I'm living in Kusatsu-shi, Shiga-ken for an undetermined amount of time and teaching English as a second language at a local high school. This journal is to document my experiences, thoughts, and to stay connected with others at home and abroad.

Sunday, October 12, 2008

Pottery update--Shigaraki Pottery Festival and a few additions to my collection

Teapot (急須=kyusu). This is some great Shigaraki clay, rich with iron and other metals (I don't know) abudant in the soil. The metal creates the dark streaks and brownish/blackish band around the top. The cool white glaze adds a nice contrast.
So as I maybe mentioned before, the Shigaraki Pottry Festival is this holiday weekend. I went with a couple of friends to the festival and then crashed at the Shigaraki Pottery School where another ex-JET buddy is studying (an amazing place where students and professionals from around the world come to throw/work/study).
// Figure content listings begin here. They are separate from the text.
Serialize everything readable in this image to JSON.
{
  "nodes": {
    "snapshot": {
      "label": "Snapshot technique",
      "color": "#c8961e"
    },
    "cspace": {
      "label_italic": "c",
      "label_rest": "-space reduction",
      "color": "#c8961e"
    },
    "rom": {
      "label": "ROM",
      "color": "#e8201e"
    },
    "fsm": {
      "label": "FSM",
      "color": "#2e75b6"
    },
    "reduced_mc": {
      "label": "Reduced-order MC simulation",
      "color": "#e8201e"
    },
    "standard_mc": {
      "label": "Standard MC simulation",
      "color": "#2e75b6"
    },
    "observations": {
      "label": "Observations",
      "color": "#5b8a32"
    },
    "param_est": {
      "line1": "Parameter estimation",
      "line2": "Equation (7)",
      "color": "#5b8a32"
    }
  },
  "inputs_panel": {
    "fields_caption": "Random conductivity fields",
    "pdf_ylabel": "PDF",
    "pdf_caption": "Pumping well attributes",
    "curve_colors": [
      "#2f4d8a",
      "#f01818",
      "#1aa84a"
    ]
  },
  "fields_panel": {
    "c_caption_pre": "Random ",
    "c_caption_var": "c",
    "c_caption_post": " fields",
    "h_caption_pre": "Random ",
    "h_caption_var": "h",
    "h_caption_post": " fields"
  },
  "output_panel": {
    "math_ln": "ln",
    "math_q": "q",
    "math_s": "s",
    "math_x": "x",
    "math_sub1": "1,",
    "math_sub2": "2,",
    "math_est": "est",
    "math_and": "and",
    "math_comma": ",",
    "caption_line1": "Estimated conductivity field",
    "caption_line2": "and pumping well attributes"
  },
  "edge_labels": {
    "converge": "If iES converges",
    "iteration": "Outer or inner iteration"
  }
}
This is the coarse, tan earthtone typical of Shigaraki pottery. This and the teapot above were created by the same artist, a Shigaraki native.
I got to talk with about of different artists about their styles, soils, glazes--all of which I know little about but am keen to know more about. One big thing a lot of the local Shigarakians were saying is that there's little Shigaraki clay--famous its rough, coarse earthtones, speckled with iron flecks--left in the area. Apparently the mountain hamlet has attracted not only pottery and tea conniseurs in pursuit of their asthetic passions, but golf courses dot the hillsides and take up quite a bit of land with minable (is that word appropriate here) clay.

I have always had a soft spot for golf as well, but recently I've been wondering--the excessive amount of fertilizer that runs off into the surrounding watershed, invading into pristene forests for sports and mangling the ecosystem, and the country club snobbery...golf made a lot of sense in the low grasslands of Scotland where maintainance wasn't necessary, but exporting it to other habitats is starting to appear more and more irresponsible. This clay shortage is strike two in my book against golf courses.
All tangents aside, I acquired a few new pieces that I want to show off. I'll go ahead and do that before I get sidetracked again.

This last one here is of a variety called Shino. I'm not 100% sure about what Shino means, but I know it's referring to the type of heavy white glaze, applied in a way that leaves cracks and gaps so that the color of the underlying glaze (here the red) shines through.